Rescission is appropriate wherever there is concealment, "whether intentional or unintentional." Cal. Ins. Code §331. Concealment is defined as "[n]eglect to communicate that which a party knows, and ought to communicate. . . ." Cal. Ins. Code §330. On the evidentiary record, whether Cal-Regent knew or should have known that the printed Garage Policy varied from the electronic version presents a question of fact, not appropriately resolved on a motion for summary judgment. Furthermore, whether Cal-Regent conducted a reasonably diligent investigation to discover, and then disclose, the actual Garage Policy also presents questions of fact not appropriately resolved on this motion for summary judgment. Similarly, in order to prevail on its claim as a matter of law, Century must identify a legal basis to impute knowledge of the Garage Policy to Cal-Regent prior to completion of the Application. While there may be a legal basis to attribute knowledge of the Garage Policy to Cal-Regent, Century fails to cite pertinent legal authorities (i.e. legal authorities that may impute knowledge of a corporation's documents, computer systems, employees, or agents to the corporation itself).

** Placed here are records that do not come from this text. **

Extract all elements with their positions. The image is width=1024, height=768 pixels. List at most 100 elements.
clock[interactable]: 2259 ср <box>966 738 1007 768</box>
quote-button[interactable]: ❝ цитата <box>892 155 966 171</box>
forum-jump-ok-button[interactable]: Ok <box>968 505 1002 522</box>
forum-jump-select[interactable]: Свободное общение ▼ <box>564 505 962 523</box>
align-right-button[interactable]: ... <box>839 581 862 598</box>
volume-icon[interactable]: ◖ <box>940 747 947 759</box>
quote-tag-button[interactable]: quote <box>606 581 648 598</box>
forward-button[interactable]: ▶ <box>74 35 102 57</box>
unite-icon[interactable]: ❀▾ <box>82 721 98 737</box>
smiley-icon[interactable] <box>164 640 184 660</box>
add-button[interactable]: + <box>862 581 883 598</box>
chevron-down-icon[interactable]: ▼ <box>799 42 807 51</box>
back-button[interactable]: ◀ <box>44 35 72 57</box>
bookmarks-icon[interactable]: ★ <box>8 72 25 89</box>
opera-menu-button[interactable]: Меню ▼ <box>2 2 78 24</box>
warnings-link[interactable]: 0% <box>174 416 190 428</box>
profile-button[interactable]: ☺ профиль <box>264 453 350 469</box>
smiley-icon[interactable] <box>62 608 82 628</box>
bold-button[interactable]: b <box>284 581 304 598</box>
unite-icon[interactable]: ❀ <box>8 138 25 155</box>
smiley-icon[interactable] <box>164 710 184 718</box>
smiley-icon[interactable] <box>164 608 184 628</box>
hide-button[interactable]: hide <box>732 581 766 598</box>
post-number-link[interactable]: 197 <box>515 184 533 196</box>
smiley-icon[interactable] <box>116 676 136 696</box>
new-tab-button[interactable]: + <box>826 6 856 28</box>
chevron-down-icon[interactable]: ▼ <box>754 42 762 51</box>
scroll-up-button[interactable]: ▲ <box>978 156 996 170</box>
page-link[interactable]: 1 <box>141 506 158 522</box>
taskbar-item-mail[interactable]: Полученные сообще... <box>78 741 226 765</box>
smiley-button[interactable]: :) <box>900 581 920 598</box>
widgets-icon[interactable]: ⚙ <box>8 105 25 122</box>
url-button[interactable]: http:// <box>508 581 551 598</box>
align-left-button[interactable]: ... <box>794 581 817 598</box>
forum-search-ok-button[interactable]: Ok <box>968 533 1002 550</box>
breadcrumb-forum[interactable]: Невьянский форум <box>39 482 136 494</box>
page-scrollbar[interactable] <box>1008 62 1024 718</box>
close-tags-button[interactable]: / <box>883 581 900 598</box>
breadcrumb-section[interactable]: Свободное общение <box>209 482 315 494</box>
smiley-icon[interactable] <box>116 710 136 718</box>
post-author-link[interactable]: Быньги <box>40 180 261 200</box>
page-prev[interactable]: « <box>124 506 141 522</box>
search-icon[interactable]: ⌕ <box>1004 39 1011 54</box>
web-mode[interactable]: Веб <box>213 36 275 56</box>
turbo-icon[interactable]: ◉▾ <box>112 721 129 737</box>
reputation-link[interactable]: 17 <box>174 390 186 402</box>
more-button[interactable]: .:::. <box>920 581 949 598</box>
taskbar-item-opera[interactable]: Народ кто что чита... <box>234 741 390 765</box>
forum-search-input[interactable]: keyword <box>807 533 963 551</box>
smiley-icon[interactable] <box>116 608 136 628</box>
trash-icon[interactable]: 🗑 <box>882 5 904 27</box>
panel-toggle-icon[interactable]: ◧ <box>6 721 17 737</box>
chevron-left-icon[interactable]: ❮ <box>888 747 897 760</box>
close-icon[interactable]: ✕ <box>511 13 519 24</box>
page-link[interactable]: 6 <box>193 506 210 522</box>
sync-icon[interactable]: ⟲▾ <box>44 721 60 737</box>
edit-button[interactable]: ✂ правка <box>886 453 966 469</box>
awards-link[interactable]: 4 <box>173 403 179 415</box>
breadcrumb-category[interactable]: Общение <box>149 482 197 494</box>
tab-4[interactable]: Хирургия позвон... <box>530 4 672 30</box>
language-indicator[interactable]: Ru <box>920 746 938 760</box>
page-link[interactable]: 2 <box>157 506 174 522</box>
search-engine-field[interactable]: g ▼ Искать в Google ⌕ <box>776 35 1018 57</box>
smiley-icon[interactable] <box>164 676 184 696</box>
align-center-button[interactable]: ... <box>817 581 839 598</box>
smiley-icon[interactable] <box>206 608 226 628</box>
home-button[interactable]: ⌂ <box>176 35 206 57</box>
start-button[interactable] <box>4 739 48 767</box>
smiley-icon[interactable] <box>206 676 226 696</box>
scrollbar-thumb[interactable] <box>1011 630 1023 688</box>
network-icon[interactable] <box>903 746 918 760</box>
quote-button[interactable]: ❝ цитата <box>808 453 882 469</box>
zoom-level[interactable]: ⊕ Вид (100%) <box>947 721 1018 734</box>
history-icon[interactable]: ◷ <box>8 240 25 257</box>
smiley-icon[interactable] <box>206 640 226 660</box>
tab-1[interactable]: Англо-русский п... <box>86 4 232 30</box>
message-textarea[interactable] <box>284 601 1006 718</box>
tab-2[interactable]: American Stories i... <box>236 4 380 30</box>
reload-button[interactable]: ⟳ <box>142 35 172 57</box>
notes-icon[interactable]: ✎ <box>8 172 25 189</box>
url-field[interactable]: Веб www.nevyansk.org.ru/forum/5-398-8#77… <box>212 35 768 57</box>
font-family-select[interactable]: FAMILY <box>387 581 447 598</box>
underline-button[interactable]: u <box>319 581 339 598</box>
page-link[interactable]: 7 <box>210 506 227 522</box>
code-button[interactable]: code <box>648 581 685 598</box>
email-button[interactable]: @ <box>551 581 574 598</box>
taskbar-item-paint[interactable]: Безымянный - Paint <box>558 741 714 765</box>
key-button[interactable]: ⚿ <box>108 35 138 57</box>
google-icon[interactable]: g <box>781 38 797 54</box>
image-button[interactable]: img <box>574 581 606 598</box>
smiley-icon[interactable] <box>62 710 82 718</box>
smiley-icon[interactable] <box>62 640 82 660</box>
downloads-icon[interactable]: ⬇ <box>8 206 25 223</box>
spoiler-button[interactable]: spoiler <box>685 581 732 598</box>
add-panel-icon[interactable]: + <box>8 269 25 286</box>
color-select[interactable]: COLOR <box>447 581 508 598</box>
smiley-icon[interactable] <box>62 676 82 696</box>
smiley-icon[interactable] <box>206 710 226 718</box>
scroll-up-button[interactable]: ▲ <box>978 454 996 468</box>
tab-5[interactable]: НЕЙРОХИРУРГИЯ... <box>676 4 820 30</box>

In conclusion, Century fails to demonstrate that there are no genuine issues of material fact and law. The court denies summary judgment on whether the Application contains misrepresentations.
Even assuming Century could establish a misrepresentation, such misrepresentation must be material. The court concludes that whether the alleged misrepresentations in the Application are material presents a question of fact.
Here, Century comes forward with evidence to show that it would not have issued the E & O Policy had it known about the existence of the Waldersens' claims and the State National Policy. (Gookin Decl.) In contrast, Cal-Regent's evidence shows that, after the disclosure concerning the Waldersens' claims and the formatting error, Century renewed the E & O Policy. Waiver is ordinarily a question for the trier of fact; "[h]owever, where there are no disputed facts and only one reasonable inference may be drawn, the issue can be determined as a matter of law."
In sum, the court denies Century's motion for summary judgment.